Updated: Jul 22, 2022

- Ben Card, CIPM, PMP, CISSP



Deservedly, much has been said about the White House Executive Order (EO) on Cybersecurity; how it may or may not be what the country needs to enable its agencies to reach a new, safer security profile. Seeing the evidence of how intensely foreign powers are directly investing in offensive cybersecurity programs—and with the Solarwinds, Microsoft Exchange, and Colonial Pipeline breaches fresh in our minds—all citizens of this country and other Western powers should be keenly interested in understanding how our leaders are actually going to protect the nation’s critical infrastructure and agencies.


For years the U.S. government has suffered from lack of focus, lack of funding, and lack of centralized leadership. Though the true effectiveness of the EO remains to be seen, one positive and specific outcome of the directive is that an agency has been tapped to take the authoritative, leadership role for federal cyber defense. Without continuous and fervent support from the White House and Congress, it’s unlikely that the agency will obtain sufficient funding, top talent recruitment, purchasing power, or influence on other agencies to accomplish its objective, but the situation is more hopeful now that the country is at least heading in the right direction.


Enter CISA – the Cybersecurity and Infrastructure Security Agency, which is a standalone United States federal agency under Department of Homeland Security oversight. CISA was established on November 16, 2018 when President Donald Trump signed into law the Cybersecurity and Infrastructure Security Agency Act of 2018. The evolving role of CISA is to improve cybersecurity across all levels of government, coordinate cybersecurity programs with U.S. states, and improve the government's cybersecurity protections against private and nation-state hackers.
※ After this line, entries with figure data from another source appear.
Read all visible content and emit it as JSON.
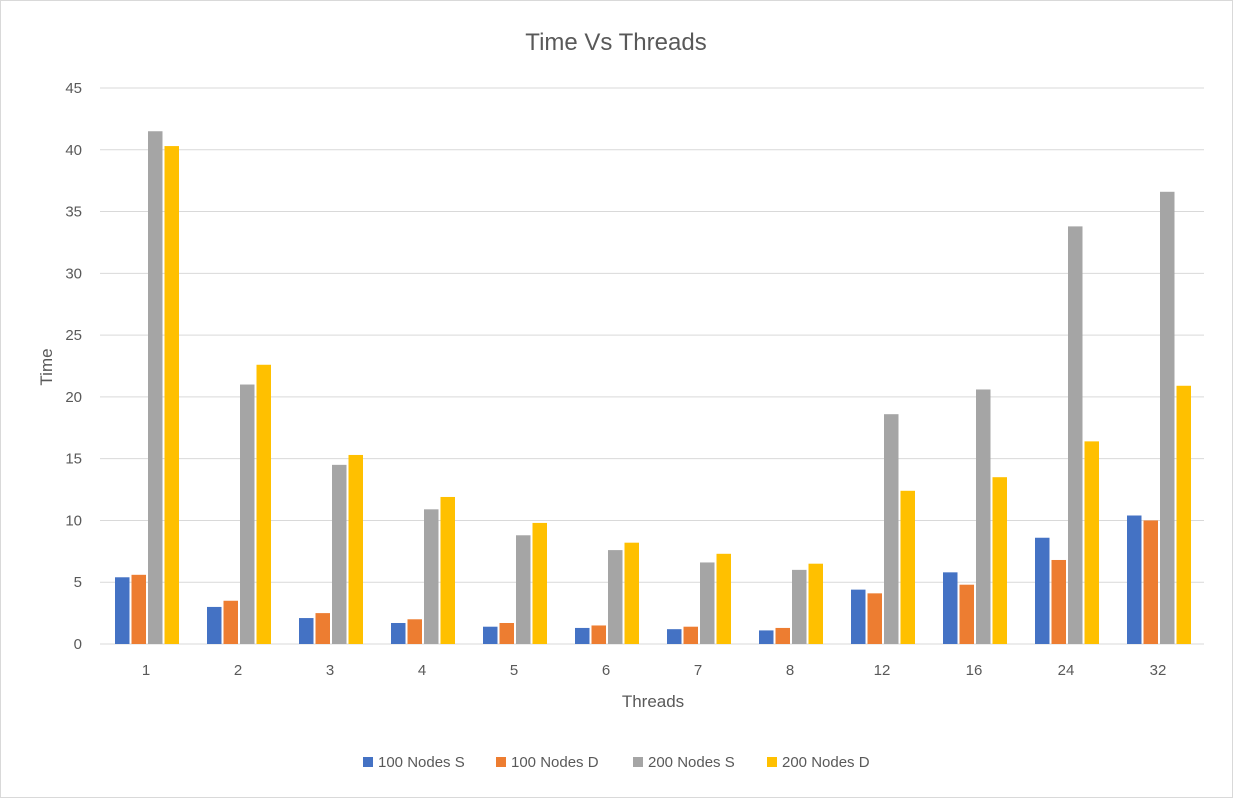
{
  "chart_data": {
    "type": "bar",
    "title": "Time Vs Threads",
    "xlabel": "Threads",
    "ylabel": "Time",
    "categories": [
      "1",
      "2",
      "3",
      "4",
      "5",
      "6",
      "7",
      "8",
      "12",
      "16",
      "24",
      "32"
    ],
    "ylim": [
      0,
      45
    ],
    "yticks": [
      0,
      5,
      10,
      15,
      20,
      25,
      30,
      35,
      40,
      45
    ],
    "grid": true,
    "legend_position": "bottom",
    "series": [
      {
        "name": "100 Nodes S",
        "color": "#4472C4",
        "values": [
          5.4,
          3.0,
          2.1,
          1.7,
          1.4,
          1.3,
          1.2,
          1.1,
          4.4,
          5.8,
          8.6,
          10.4
        ]
      },
      {
        "name": "100 Nodes D",
        "color": "#ED7D31",
        "values": [
          5.6,
          3.5,
          2.5,
          2.0,
          1.7,
          1.5,
          1.4,
          1.3,
          4.1,
          4.8,
          6.8,
          10.0
        ]
      },
      {
        "name": "200 Nodes S",
        "color": "#A5A5A5",
        "values": [
          41.5,
          21.0,
          14.5,
          10.9,
          8.8,
          7.6,
          6.6,
          6.0,
          18.6,
          20.6,
          33.8,
          36.6
        ]
      },
      {
        "name": "200 Nodes D",
        "color": "#FFC000",
        "values": [
          40.3,
          22.6,
          15.3,
          11.9,
          9.8,
          8.2,
          7.3,
          6.5,
          12.4,
          13.5,
          16.4,
          20.9
        ]
      }
    ]
  }
}
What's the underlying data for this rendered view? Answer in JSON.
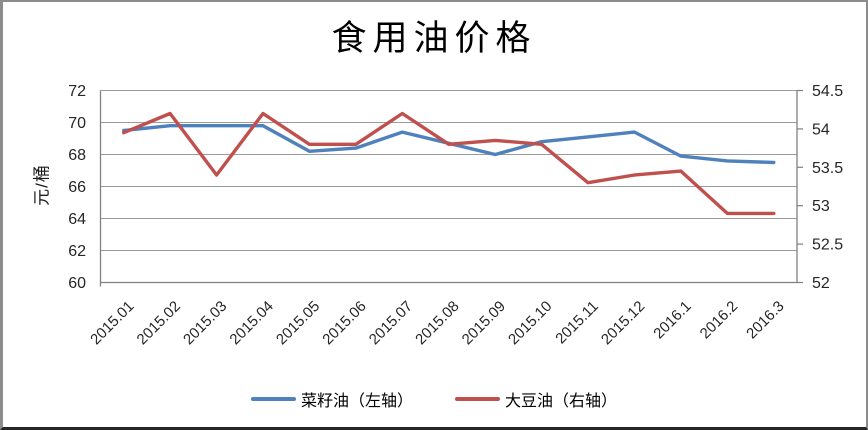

If CISA can adopt the same principles already understood by organizations that have gained security maturity through years of striving for and maintaining security certification and compliance—namely thorough risk assessment, risk-based resource allocation, robust monitoring, and the use of external audits, consulting and penetration testing by experienced firms such as Webcheck Security—the transformation of the national security program is all but guaranteed. The only question now is how serious our leaders truly are about pursuing positive change.